Cass. civ. n. 17279/2018
Tutte le società commerciali a totale o parziale partecipazione pubblica, quale che sia la composizione del loro capitale sociale, le attività in concreto esercitate, ovvero le forme di controllo cui risultano effettivamente sottoposte, restano assoggettate al fallimento, essendo loro applicabile l'art. 2221 c.c. in forza del rinvio alle norme del codice civile, contenuto prima nell'art. 4, comma 13, del d.l. n. 95 del 2012, conv. con modif. dalla l. n. 135 del 2012 e poi nell'art. 1, comma 3, del d.l.vo n. 175 del 2016.
Cass. civ. n. 6835/2014
Lo scopo di lucro (c.d. lucro soggettivo) non è elemento essenziale per il riconoscimento della qualità di imprenditore commerciale, essendo individuabile l'attività di impresa tutte le volte in cui sussista una obiettiva economicità dell'attività esercitata, intesa quale proporzionalità tra costi e ricavi (cd. lucro oggettivo), requisito quest'ultimo che, non essendo inconciliabile con il fine mutualistico, ben può essere presente anche in una società cooperativa, pur quando essa operi solo nei confronti dei propri soci.

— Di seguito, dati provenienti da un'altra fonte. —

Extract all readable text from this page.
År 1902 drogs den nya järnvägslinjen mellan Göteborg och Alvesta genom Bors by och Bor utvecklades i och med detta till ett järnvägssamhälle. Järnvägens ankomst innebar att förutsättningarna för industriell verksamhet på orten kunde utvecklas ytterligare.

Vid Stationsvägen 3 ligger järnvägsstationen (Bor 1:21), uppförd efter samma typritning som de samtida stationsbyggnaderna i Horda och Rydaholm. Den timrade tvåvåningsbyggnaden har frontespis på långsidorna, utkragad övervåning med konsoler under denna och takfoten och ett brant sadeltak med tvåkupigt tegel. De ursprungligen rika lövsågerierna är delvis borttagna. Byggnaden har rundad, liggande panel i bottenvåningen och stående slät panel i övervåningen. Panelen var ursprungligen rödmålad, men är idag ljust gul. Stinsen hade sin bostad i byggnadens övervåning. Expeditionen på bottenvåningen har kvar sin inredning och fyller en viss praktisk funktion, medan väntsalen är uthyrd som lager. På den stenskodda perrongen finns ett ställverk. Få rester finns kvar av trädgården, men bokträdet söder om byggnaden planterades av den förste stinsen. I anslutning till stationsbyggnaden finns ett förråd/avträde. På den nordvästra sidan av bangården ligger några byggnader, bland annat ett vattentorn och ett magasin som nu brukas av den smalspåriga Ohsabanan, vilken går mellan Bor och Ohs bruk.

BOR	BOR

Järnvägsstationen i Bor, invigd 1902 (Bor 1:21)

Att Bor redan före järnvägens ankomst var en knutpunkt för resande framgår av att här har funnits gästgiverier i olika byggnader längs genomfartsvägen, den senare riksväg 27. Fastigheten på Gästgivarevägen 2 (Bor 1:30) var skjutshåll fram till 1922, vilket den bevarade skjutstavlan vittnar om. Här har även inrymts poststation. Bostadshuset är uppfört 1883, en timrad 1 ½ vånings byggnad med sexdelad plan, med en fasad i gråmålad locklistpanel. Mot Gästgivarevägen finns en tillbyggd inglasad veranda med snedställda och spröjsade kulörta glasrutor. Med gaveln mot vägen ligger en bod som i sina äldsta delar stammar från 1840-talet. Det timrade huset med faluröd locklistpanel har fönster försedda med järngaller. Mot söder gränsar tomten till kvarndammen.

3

Ne consegue che anche tale società ove svolga attività commerciale può, in caso di insolvenza, può essere assoggettata a fallimento in applicazione dell'art. 2545 terdecies cod. civ. (Nella specie, la S.C. ha confermato la sentenza dichiarativa di fallimento di una società cooperativa avente quale oggetto la commercializzazione verso terzi di prodotti agricoli conferiti dai soci, dei quali la società incassava il prezzo, senza che sia risultato provato che tutte le operazioni di vendita ed incasso compiute dalla società siano state seguite dal completo versamento del denaro ai soci).
Cass. civ. n. 13086/2010
L'art. 1, secondo comma, del r.d. 16 marzo 1942, n. 267, nel testo modificato dal d.l.vo 12 settembre 2007, n. 169, aderendo al principio di "prossimità della prova", pone a carico del debitore l'onere di provare di essere esente dal fallimento gravandolo della dimostrazione del non superamento congiunto dei parametri dimensionali ivi prescritti, ed escludendo quindi la possibilità di ricorrere al criterio sancito nella norma sostanziale contenuta nell'art. 2083 c.c., il cui richiamo da parte dell'art. 2221 c.c. (che consacra l'immanenza dello statuto dell'imprenditore commerciale al sistema dell'insolvenza, salve le esenzioni ivi previste), non spiega alcuna rilevanza; il regime concorsuale riformato ha infatti tratteggiato la figura dell' "imprenditore fallibile" affidandola in via esclusiva a parametri soggettivi di tipo quantitativo, i quali prescindono del tutto da quello, canonizzato nel regime civilistico, della prevalenza del lavoro personale rispetto all'organizzazione aziendale fondata sul capitale e sull'altrui lavoro.